No entanto uma proposta agradou algumas pessoas, a idéia de pagar diretamente para o autor pelo primeiro contato com a obra, idependente do meio físico, se por empréstimo ou aluguel. Baseado na idéia do RadioHead quando a banda inglesa colocou um de seus CD´s recentes a disposição na internet e as pessoas poderiam pagar ou não e a quantia que bem entendessem. Esse é o príncipio do “Fee pela obra ao autor”.

Proposta de complexa implantação pois não a forma de controle, nem mesmo parâmetros para estabelcer preços. Se mudarmos o anglo de visão, talvez essa seja a ação que se encaixe com a realidade cada vez mais usuária de um mundo digital, onde a liberdade e as possibilidades estão muito além de nossa compreensão.

2 Responses

  1. Este é um assunto muito interessante. E muito complicado.
    Confesso que pensei bastante sobre isso e mesmo assim não consegui chegar a conclusões.
    Ao invés de discutir o que é “certo” ou “errado”, parece ser mais adequado buscar soluções que minimizem o problema.
    Tirar o foco do bem físico e concentrar esforços na criação de uma estrutura de distribuição de conteúdo pode ser uma boa idéia.

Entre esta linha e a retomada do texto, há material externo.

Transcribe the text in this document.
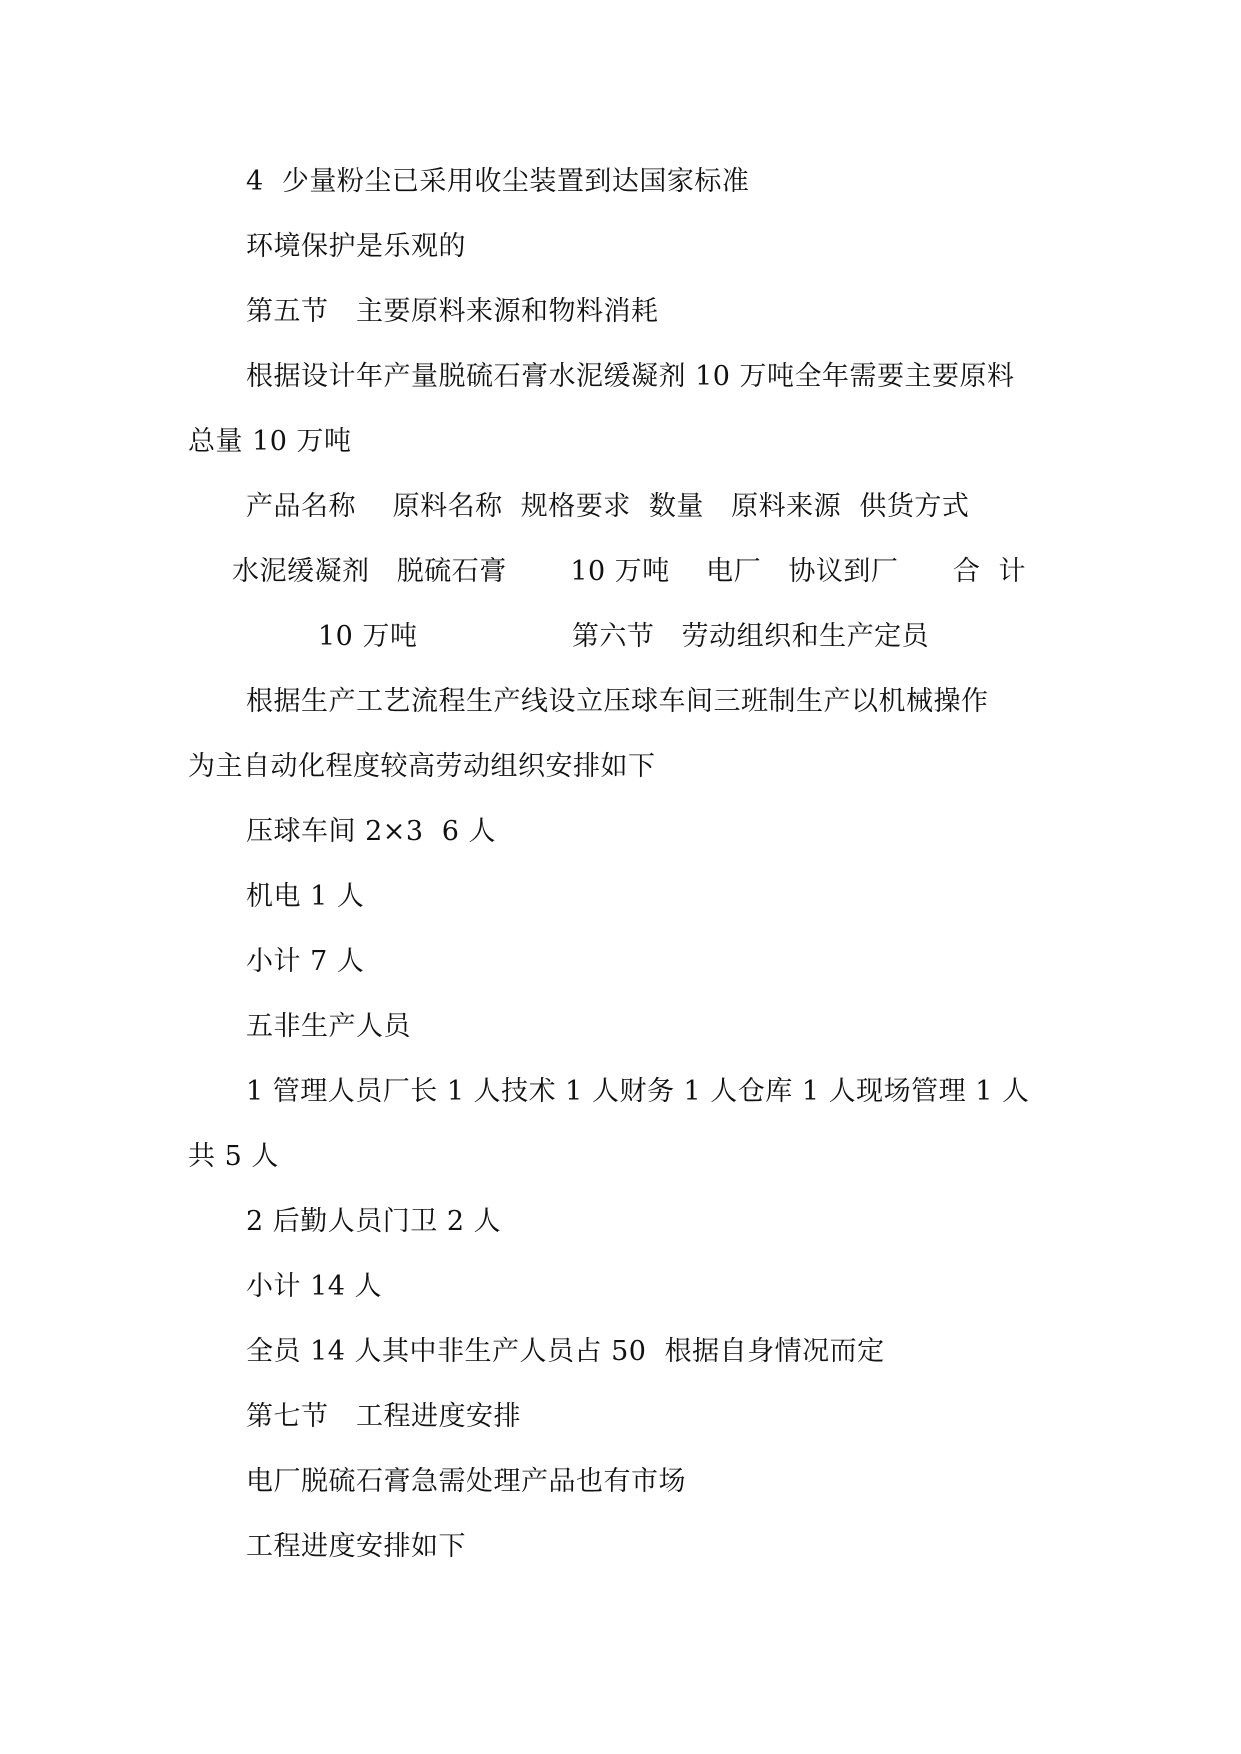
4  少量粉尘已采用收尘装置到达国家标准
环境保护是乐观的
第五节　主要原料来源和物料消耗
根据设计年产量脱硫石膏水泥缓凝剂 10 万吨全年需要主要原料
总量 10 万吨
产品名称　 原料名称  规格要求  数量   原料来源  供货方式
水泥缓凝剂   脱硫石膏       10 万吨    电厂   协议到厂      合  计
10 万吨                 第六节   劳动组织和生产定员
根据生产工艺流程生产线设立压球车间三班制生产以机械操作
为主自动化程度较高劳动组织安排如下
压球车间 2×3  6 人
机电 1 人
小计 7 人
五非生产人员
1 管理人员厂长 1 人技术 1 人财务 1 人仓库 1 人现场管理 1 人
共 5 人
2 后勤人员门卫 2 人
小计 14 人
全员 14 人其中非生产人员占 50  根据自身情况而定
第七节　工程进度安排
电厂脱硫石膏急需处理产品也有市场
工程进度安排如下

  2. Acredito que o compartilhamento de arquivos gera conhecimento, acesso a informaçao e inclusao do individuo.

    Imagino como seria a vida de milhoes de pessoas que hoje nao dispoem de recursos, se houvesse a necessidade de pagarem por livros, cds e filmes. As leis de audio visual nao avançaram como a tecnologia e necessidade de conhecimento das pessoas.

    Nao entro no merito de etica e moral, mas o compartilhamento de arquivo sem geraçao de renda para as ambas as partes nao deveria simbolizar ilegalidade, desde que o uso fosse pessoal.